A tourist wanders into an antique shop on Dunbar High Street. Picking through the objects on display he discovers a detailed, life-sized bronze sculpture of a rat. The sculpture is so interesting and unique that he picks it up and asks the shop owner what it costs.
“£12.00 for the rat, sir,” says the shop owner, “and £1000.00 more for the story behind it.”
“You can keep the story, old man,” he replies, “but I’ll take the rat.”
The transaction complete, the tourist leaves the shop with the bronze rat under his arm. As he crosses the end of West Port, two live rats emerge from a drain and fall into step behind him.
Nervously looking over his shoulder, he begins to walk faster but every time he passes another drain, more rats come out and follow him. By the time he reaches the end of the High Street, at least a hundred rats are at his heel and people begin to point and shout.

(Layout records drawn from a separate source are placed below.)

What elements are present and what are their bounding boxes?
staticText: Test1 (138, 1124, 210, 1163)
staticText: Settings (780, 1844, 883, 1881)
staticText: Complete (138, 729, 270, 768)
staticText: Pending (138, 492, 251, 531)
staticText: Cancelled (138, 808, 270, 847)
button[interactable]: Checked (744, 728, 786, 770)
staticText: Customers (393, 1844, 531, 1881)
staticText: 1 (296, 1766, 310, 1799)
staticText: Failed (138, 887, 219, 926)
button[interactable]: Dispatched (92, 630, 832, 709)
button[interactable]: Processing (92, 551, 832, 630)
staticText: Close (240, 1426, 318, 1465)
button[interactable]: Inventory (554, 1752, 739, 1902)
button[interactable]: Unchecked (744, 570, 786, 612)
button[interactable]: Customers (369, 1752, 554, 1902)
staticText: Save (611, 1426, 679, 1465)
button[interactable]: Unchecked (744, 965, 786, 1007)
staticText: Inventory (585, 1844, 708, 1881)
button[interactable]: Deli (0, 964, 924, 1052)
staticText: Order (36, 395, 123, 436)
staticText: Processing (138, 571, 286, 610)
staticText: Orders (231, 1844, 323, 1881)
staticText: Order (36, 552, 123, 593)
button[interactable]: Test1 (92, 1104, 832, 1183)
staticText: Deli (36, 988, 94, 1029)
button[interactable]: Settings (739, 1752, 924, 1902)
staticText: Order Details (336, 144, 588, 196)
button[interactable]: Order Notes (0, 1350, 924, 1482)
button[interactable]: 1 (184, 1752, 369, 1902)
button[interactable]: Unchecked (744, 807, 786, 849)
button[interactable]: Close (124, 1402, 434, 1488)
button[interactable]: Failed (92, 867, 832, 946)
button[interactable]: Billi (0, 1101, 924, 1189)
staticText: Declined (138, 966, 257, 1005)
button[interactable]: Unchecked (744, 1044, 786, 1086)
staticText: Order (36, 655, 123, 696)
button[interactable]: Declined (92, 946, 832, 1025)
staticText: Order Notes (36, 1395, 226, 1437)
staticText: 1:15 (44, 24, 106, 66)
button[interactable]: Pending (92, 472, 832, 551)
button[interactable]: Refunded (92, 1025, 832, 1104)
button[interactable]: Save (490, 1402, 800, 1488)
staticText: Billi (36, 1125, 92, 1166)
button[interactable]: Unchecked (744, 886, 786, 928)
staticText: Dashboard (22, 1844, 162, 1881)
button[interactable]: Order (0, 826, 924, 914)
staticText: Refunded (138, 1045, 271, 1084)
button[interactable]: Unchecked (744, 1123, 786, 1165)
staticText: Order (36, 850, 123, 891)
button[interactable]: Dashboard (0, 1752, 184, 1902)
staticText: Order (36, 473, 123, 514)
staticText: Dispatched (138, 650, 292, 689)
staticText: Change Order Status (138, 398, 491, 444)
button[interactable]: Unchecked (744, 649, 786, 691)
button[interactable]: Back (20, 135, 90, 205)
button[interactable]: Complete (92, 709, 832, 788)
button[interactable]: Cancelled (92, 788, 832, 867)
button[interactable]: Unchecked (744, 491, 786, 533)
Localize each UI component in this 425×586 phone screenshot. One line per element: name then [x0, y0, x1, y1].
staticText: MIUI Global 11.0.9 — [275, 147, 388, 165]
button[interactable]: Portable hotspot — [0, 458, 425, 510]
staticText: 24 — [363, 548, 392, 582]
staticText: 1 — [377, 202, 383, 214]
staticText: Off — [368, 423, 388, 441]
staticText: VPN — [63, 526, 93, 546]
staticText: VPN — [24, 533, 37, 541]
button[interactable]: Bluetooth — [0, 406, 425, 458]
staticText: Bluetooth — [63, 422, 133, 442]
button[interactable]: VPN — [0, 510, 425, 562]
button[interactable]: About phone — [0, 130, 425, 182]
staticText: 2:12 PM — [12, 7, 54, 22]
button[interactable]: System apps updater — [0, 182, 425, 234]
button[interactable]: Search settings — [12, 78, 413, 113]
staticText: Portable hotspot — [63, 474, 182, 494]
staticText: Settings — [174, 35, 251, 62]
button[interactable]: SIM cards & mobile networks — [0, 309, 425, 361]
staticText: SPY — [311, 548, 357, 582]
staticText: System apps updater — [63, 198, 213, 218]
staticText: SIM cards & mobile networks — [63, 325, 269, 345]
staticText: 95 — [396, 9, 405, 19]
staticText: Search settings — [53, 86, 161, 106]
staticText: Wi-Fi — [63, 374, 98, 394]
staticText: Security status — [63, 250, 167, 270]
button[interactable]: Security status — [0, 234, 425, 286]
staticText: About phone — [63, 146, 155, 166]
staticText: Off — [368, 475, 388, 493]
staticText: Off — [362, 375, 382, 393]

He walks even faster, down past the Swimming Pool and soon breaks into a trot as multitudes of rats swarm from sewers, basements, vacant lots and abandoned cars. Rats by the thousands are at his heals as he sees the Harbour at the bottom of the hill and he panics and starts to run full tilt.
No matter how fast he runs, the rats keep up, squealing hideously, now not just thousands but millions so that by the time he comes rushing up to the water’s edge a trail of rats 500 yards long is behind him.
Making a mighty leap, he jumps up onto a waterside lamp post, grasping it with one arm while he hurls the bronze rat into the harbour with the other as far as he can heave it. Pulling his legs up and clinging to the lamp post, he watches in amazement as the seething tide of rats surges over the harbour wall into the water where they drown.
Shaken and mumbling, he makes his way back to the antique shop.
“Ah, so you’ve come back for the rest of the story,” says the owner.
“No,” says the tourist, “I was wondering if you have a bronze lawyer.”